Despite Lots of Talk, Dollar Still Reigns

MATTHEW SALTMARSH | OCTOBER 2011 | SOURCE: New York Times

The dollar is here to stay, at least as far as pricing in oil markets is concerned.Certain countries — including Iran, France and Russia — have periodically floated the idea of transforming the markets by settling crude oil transactions in currencies other than the dollar.

But each time the notion is raised, it has been quickly dismissed on technical and economic grounds.
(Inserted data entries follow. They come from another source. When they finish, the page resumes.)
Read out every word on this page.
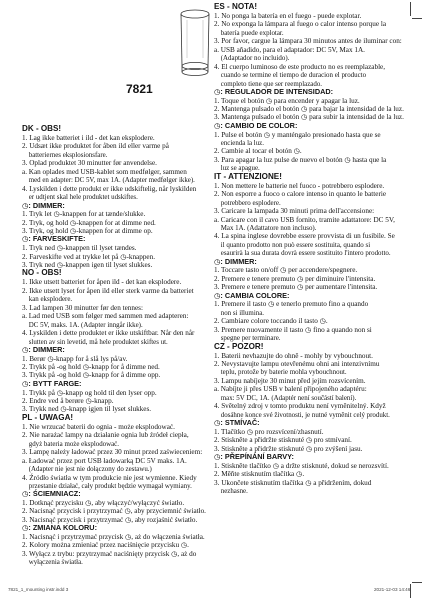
7821
DK - OBS!
1. Lag ikke batteriet i ild - det kan eksplodere.
2. Udsæt ikke produktet for åben ild eller varme på
batteriernes eksplosionsfare.
3. Oplad produktet 30 minutter før anvendelse.
a. Kan oplades med USB-kablet som medfølger, sammen
med en adapter: DC 5V, max 1A. (Adapter medfølger ikke).
4. Lyskilden i dette produkt er ikke udskiftelig, når lyskilden
er udtjent skal hele produktet udskiftes.
◷: DIMMER:
1. Tryk let ◷-knappen for at tænde/slukke.
2. Tryk, og hold ◷-knappen for at dimme ned.
3. Tryk, og hold ◷-knappen for at dimme op.
◷: FARVESKIFTE:
1. Tryk ned ◷-knappen til lyset tændes.
2. Farveskifte ved at trykke let på ◷-knappen.
3. Tryk ned ◷-knappen igen til lyset slukkes.
NO - OBS!
1. Ikke utsett batteriet for åpen ild - det kan eksplodere.
2. Ikke utsett lyset for åpen ild eller sterk varme da batteriet
kan eksplodere.
3. Lad lampen 30 minutter før den tennes:
a. Lad med USB som følger med sammen med adapteren:
DC 5V, maks. 1A. (Adapter inngår ikke).
4. Lyskilden i dette produktet er ikke utskiftbar. Når den når
slutten av sin levetid, må hele produktet skiftes ut.
◷: DIMMER:
1. Berør ◷-knapp for å slå lys på/av.
2. Trykk på -og hold ◷-knapp for å dimme ned.
3. Trykk på -og hold ◷-knapp for å dimme opp.
◷: BYTT FARGE:
1. Trykk på ◷-knapp og hold til den lyser opp.
2. Endre ved å berøre ◷-knapp.
3. Trykk ned ◷-knapp igjen til lyset slukkes.
PL - UWAGA!
1. Nie wrzucać baterii do ognia - może eksplodować.
2. Nie narażać lampy na działanie ognia lub źródeł ciepła,
gdyż bateria może eksplodować.
3. Lampę należy ładować przez 30 minut przed zaświeceniem:
a. Ładować przez port USB ładowarką DC 5V maks. 1A.
(Adapter nie jest nie dołączony do zestawu.)
4. Źródło światła w tym produkcie nie jest wymienne. Kiedy
przestanie działać, cały produkt będzie wymagał wymiany.
◷: ŚCIEMNIACZ:
1. Dotknąć przycisku ◷, aby włączyć/wyłączyć światło.
2. Nacisnąć przycisk i przytrzymać ◷, aby przyciemnić światło.
3. Nacisnąć przycisk i przytrzymać ◷, aby rozjaśnić światło.
◷: ZMIANA KOLORU:
1. Nacisnąć i przytrzymać przycisk ◷, aż do włączenia światła.
2. Kolory można zmieniać przez naciśnięcie przycisku ◷.
3. Wyłącz z trybu: przytrzymać naciśnięty przycisk ◷, aż do
wyłączenia światła.
ES - NOTA!
1. No ponga la batería en el fuego - puede explotar.
2. No exponga la lámpara al fuego o calor intenso porque la
batería puede explotar.
3. Por favor, cargue la lámpara 30 minutos antes de iluminar con:
a. USB añadido, para el adaptador: DC 5V, Max 1A.
(Adaptador no incluido).
4. El cuerpo luminoso de este producto no es reemplazable,
cuando se termine el tiempo de duracion el producto
completo tiene que ser reemplazado.
◷: REGULADOR DE INTENSIDAD:
1. Toque el botón ◷ para encender y apagar la luz.
2. Mantenga pulsado el botón ◷ para bajar la intensidad de la luz.
3. Mantenga pulsado el botón ◷ para subir la intensidad de la luz.
◷: CAMBIO DE COLOR:
1. Pulse el botón ◷ y manténgalo presionado hasta que se
encienda la luz.
2. Cambie al tocar el botón ◷.
3. Para apagar la luz pulse de nuevo el botón ◷ hasta que la
luz se apague.
IT - ATTENZIONE!
1. Non mettere le batterie nel fuoco - potrebbero esplodere.
2. Non esporre a fuoco o calore intenso in quanto le batterie
potrebbero esplodere.
3. Caricare la lampada 30 minuti prima dell'accensione:
a. Caricare con il cavo USB fornito, tramite adattatore: DC 5V,
Max 1A. (Adattatore non incluso).
4. La spina inglese dovrebbe essere provvista di un fusibile. Se
il quanto prodotto non può essere sostituita, quando si
esaurirà la sua durata dovrà essere sostituito l'intero prodotto.
◷: DIMMER:
1. Toccare tasto on/off ◷ per accendere/spegnere.
2. Premere e tenere premuto ◷ per diminuire l'intensita.
3. Premere e tenere premuto ◷ per aumentare l'intensita.
◷: CAMBIA COLORE:
1. Premere il tasto ◷ e tenerlo premuto fino a quando
non si illumina.
2. Cambiare colore toccando il tasto ◷.
3. Premere nuovamente il tasto ◷ fino a quando non si
spegne per terminare.
CZ - POZOR!
1. Baterii nevhazujte do ohně - mohly by vybouchnout.
2. Nevystavujte lampu otevřenému ohni ani intenzivnímu
teplu, protože by baterie mohla vybouchnout.
3. Lampu nabíjejte 30 minut před jejím rozsvícením.
a. Nabíjte ji přes USB v balení připojeného adaptéru:
max: 5V DC, 1A. (Adaptér není součástí balení).
4. Světelný zdroj v tomto produktu není vyměnitelný. Když
dosáhne konce své životnosti, je nutné vyměnit celý produkt.
◷: STMÍVAČ:
1. Tlačítko ◷ pro rozsvícení/zhasnutí.
2. Stiskněte a přidržte stisknuté ◷ pro stmívaní.
3. Stiskněte a přidržte stisknuté ◷ pro zvýšení jasu.
◷: PŘEPÍNÁNÍ BARVY:
1. Stiskněte tlačítko ◷ a držte stisknuté, dokud se nerozsvítí.
2. Měňte stisknutím tlačítka ◷.
3. Ukončete stisknutím tlačítka ◷ a přidržením, dokud
nezhasne.
7821_1_mounting instr.indd 3	2021-12-03 14:46
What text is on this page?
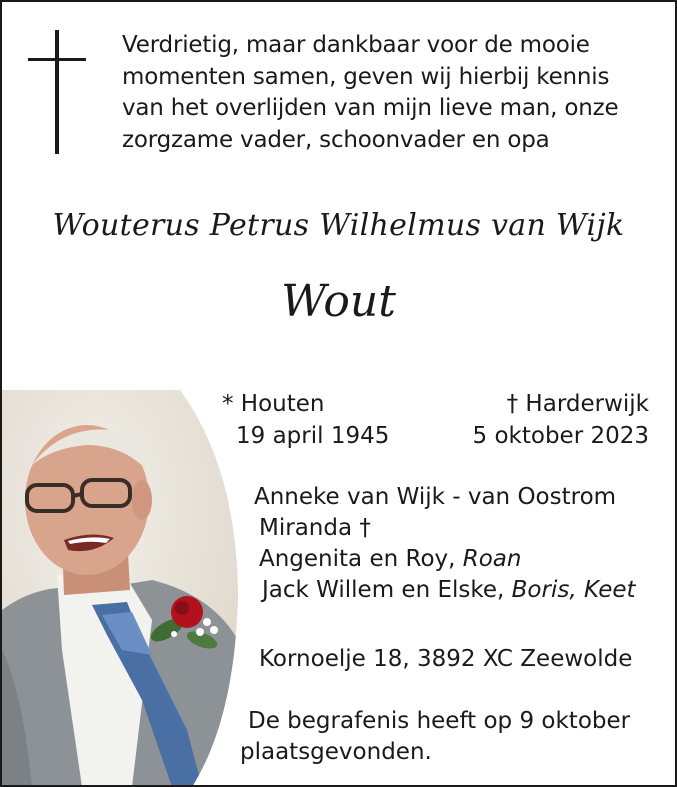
Verdrietig, maar dankbaar voor de mooie
momenten samen, geven wij hierbij kennis
van het overlijden van mijn lieve man, onze
zorgzame vader, schoonvader en opa

Wouterus Petrus Wilhelmus van Wijk
Wout
* Houten
19 april 1945
† Harderwijk
5 oktober 2023
Anneke van Wijk - van Oostrom
Miranda †
Angenita en Roy, Roan
Jack Willem en Elske, Boris, Keet
Kornoelje 18, 3892 XC Zeewolde
De begrafenis heeft op 9 oktober
plaatsgevonden.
And that remains the case today, more than ever.

Despite Lots of Talk, Dollar Still Reigns

“It’s a red herring,” said Leo Drollas, chief economist at the Center for Global Energy Studies in London. “The idea should be put back in its box for a while, especially with all the turmoil surrounding the euro.”

Various reasons have been cited for the calls to shift away from the dollar, which remains the world’s reserve unit.
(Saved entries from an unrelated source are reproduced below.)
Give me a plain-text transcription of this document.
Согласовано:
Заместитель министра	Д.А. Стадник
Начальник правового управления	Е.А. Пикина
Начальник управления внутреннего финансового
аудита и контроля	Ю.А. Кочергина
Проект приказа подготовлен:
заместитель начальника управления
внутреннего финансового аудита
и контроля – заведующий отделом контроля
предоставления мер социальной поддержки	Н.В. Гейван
Proponents of change suggest that there is an economic logic, as many countries have been diversifying their foreign exchange reserves out of the dollar in line with an increase in global trade flows booked in nondollar currencies.

Others argue that the decline in the dollar’s value, an on-off trend since the 1970s, justifies such an action, particularly in the light of calls from China, France and even the United Nations to examine the creation of a global reserve currency.

And Chinese leaders have been making the case increasingly vociferously that in an age of many rising powers, the dollar has an outsize importance. As the second largest economy in the world, behind the United States, and the holder of the greatest amount of currency reserves, China is interested in seeing the global economic hierarchy reordered to match the post-Cold War world more closely.

But most analysts do not see a compelling logic for oil markets — or other commodities for that matter — to ditch the dollar. “It’s just politics,” said Bahattin Buyuksahin, a senior oil market analyst at the International Energy Agency in Paris.